Fatwa ID: 06960
Answered by: Alimah Jannatun Nessa
Question:
I have a past with pornography; but Alhamdulillah, now I have stopped watching porn. However, I have developed somewhat of an obsession to large bosoms.
I have reached the age of marriage and have received some proposals. However, considering my ‘obsession’, I am not really interested in a woman with ‘small bosoms’ and thus, I have not proceed with the proposals (i.e visit the girls’ family, make Istikhaarah and so on) – the proposals that I have received are in regards to girls that I already know, that’s why I know whether they are slim or fat; otherwise I ask whether the girl is slim or fat.
My question is: Should I ignore this ‘obsession’ and proceed with the proposals that I have received, or refuse the proposals and wait till I find a girl that I like? I don’t want to marry someone and then look at other girls after marriage due to not being satisfied with the woman that I married. However, it may also be that the Shaytaan is doing waswasa.
In the name of Allah, the Most Gracious, the Most Merciful
Answer:
Islam teaches us to place more weight on an individual’s morals and character than on their outward appearance. Even though it’s normal to be drawn to someone with riches or physical attractiveness, these things shouldn’t be the determining factors for a happy and successful relationship because they are not everlasting.
The Prophet (ﷺ) said, “A woman is married for four things; her wealth, her lineage, her beauty and her religion. So you should marry a religious woman lest you be among the losers” [1]
Having a preference for certain qualities is completely normal. However, obsessions can consume a person’s thoughts and actions, leading them to prioritise them above all else and see nothing else.
If you feel that your obsession is something that you absolutely cannot let go of, then it is not a good idea to ignore it or suppress it.

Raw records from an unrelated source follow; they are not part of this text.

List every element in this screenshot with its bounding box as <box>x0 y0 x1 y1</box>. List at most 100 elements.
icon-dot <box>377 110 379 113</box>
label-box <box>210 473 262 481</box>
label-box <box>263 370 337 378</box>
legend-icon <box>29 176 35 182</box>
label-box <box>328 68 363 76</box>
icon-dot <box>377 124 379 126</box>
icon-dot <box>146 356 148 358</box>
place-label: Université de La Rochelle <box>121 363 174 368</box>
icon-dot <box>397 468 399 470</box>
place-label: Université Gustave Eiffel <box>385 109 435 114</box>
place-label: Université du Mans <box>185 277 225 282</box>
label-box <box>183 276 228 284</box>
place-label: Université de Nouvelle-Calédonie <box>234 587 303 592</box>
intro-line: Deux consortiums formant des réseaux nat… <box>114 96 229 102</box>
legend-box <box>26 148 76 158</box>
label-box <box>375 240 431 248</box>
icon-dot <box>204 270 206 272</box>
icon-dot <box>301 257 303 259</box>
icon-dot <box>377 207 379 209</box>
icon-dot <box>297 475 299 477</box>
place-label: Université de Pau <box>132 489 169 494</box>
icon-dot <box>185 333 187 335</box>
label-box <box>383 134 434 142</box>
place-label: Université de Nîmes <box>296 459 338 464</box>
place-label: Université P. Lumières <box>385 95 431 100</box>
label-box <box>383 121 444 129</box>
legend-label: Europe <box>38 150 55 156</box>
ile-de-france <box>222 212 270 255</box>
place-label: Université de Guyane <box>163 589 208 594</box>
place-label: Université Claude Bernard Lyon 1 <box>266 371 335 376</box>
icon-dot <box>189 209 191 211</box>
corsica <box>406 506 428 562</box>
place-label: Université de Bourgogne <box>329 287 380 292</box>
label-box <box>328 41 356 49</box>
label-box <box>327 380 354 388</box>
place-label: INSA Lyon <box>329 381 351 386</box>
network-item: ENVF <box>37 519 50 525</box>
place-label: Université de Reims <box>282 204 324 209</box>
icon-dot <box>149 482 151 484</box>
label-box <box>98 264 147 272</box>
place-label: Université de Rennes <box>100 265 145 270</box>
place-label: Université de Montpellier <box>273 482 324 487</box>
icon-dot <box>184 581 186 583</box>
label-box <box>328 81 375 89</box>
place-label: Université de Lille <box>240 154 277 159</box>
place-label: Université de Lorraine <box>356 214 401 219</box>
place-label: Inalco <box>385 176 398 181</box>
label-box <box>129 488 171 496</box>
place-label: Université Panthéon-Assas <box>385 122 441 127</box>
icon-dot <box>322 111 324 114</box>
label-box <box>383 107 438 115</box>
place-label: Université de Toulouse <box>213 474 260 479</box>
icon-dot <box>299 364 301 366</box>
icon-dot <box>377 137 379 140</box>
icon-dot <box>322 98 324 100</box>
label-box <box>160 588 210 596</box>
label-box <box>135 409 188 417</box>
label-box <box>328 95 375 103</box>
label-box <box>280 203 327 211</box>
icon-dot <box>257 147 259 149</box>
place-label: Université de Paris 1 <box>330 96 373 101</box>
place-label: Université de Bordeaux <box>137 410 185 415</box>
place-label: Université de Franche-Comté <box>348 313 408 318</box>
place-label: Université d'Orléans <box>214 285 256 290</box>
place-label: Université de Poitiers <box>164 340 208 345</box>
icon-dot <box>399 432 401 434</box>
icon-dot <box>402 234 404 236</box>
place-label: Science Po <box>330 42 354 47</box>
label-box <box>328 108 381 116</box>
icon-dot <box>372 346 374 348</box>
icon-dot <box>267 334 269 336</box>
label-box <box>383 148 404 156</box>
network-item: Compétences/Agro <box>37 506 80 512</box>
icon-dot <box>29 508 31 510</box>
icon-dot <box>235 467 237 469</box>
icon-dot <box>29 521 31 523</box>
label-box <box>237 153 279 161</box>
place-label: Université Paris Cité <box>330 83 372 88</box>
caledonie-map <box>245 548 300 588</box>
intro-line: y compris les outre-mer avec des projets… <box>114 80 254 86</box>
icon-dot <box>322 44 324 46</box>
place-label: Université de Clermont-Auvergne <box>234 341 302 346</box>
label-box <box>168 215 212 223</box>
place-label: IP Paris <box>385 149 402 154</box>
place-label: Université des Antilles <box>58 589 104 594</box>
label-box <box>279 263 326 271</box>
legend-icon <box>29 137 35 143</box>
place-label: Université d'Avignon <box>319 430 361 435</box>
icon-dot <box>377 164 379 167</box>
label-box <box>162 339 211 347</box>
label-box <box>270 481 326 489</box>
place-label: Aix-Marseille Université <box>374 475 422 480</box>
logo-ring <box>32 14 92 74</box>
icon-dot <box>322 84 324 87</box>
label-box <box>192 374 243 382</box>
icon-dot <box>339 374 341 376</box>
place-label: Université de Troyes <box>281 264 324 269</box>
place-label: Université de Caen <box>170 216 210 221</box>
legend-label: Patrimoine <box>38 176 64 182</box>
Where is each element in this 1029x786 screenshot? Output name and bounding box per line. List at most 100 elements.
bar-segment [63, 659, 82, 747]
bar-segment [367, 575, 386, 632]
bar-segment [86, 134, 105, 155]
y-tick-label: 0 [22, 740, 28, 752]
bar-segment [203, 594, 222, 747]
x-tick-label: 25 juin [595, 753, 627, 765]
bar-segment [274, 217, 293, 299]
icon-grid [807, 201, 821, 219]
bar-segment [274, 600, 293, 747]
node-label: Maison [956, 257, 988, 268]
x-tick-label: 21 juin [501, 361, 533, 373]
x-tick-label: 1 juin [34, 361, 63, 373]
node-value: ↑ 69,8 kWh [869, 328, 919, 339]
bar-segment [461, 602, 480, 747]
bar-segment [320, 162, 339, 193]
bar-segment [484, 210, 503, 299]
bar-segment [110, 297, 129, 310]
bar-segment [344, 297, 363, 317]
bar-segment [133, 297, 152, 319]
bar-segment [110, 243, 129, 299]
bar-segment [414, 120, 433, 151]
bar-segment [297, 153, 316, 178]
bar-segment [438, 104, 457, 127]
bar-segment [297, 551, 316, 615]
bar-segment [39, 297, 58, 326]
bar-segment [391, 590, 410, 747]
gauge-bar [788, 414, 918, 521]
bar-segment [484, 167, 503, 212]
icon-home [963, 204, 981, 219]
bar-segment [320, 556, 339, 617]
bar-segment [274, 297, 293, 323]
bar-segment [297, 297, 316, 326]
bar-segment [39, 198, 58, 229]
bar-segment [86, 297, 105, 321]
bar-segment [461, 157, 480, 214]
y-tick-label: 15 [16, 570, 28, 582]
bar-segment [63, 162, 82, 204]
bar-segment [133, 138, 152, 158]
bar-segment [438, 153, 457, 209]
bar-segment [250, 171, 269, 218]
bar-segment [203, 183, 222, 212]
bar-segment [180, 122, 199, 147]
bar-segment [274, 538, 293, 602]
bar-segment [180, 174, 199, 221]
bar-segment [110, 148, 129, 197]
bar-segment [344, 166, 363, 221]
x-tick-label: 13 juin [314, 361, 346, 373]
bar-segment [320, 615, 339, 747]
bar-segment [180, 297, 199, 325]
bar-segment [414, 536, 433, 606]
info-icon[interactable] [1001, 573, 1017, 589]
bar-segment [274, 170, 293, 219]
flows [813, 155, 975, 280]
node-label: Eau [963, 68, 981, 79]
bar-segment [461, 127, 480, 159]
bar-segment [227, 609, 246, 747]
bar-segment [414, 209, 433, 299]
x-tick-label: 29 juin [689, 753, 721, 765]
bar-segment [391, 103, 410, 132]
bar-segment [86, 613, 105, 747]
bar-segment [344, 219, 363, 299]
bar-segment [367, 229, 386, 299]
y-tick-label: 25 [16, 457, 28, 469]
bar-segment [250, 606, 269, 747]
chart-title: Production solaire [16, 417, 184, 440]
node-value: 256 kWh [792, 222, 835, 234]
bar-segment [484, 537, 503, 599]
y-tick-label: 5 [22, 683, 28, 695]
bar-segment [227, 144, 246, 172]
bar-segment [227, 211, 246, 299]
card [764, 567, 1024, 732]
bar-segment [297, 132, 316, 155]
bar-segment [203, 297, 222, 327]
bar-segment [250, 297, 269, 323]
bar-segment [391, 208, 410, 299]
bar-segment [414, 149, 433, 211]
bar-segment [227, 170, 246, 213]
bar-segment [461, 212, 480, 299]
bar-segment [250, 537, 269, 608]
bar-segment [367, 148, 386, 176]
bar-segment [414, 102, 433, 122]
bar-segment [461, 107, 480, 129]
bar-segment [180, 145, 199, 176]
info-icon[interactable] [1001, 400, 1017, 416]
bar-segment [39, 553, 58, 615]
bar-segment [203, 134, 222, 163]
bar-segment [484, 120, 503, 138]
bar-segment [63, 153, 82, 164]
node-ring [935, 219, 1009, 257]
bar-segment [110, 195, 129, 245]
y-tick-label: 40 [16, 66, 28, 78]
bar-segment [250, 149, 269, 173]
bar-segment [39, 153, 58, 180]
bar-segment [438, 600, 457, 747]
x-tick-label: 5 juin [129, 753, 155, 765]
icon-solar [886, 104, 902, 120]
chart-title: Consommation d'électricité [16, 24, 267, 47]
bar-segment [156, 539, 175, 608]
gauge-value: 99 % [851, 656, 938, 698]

Rather, it’s crucial to strike a balance, so it could be beneficial to talk to a therapist or counsellor who can assist you in managing your thoughts in a healthy way before going on to see the proposals.
It is also not appropriate to reject a proposal just on the basis that the woman is slim or fat, as you may miss out on the opportunity to get to know someone who could be a great match for you. It’s important to remember that physical appearance is just one aspect of a person, and true compatibility goes beyond superficial qualities.
Instead, focus on finding someone who shares your values, interests, and overall compatibility, as these factors are more likely to contribute to a fulfilling and lasting relationship. No matter what decision you make, practicing Istikhara is a good way to seek guidance and clarity from Allah.
Only Allah (عز و جل) knows best.
Written by Alimah Jannatun Nessa
Checked and approved by Mufti Mohammed Tosir Miah
Darul Ifta Birmingham
1-[Sahih al-Bukhari, 5090]
حَدَّثَنَا مُسَدَّدٌ، حَدَّثَنَا يَحْيَى، عَنْ عُبَيْدِ اللَّهِ، قَالَ حَدَّثَنِي سَعِيدُ بْنُ أَبِي سَعِيدٍ، عَنْ أَبِيهِ، عَنْ أَبِي هُرَيْرَةَ ـ رضى الله عنه ـ عَنِ النَّبِيِّ صلى الله عليه وسلم قَالَ “ تُنْكَحُ الْمَرْأَةُ لأَرْبَعٍ لِمَالِهَا وَلِحَسَبِهَا وَجَمَالِهَا وَلِدِينِهَا، فَاظْفَرْ بِذَاتِ الدِّينِ تَرِبَتْ يَدَاكَ ”.
Narrated by Abu Huraira: The Prophet (ﷺ) said, “A woman is married for four things, i.e., her wealth, her family status, her beauty and her religion. So you should marry a religious woman lest you be among the losers.”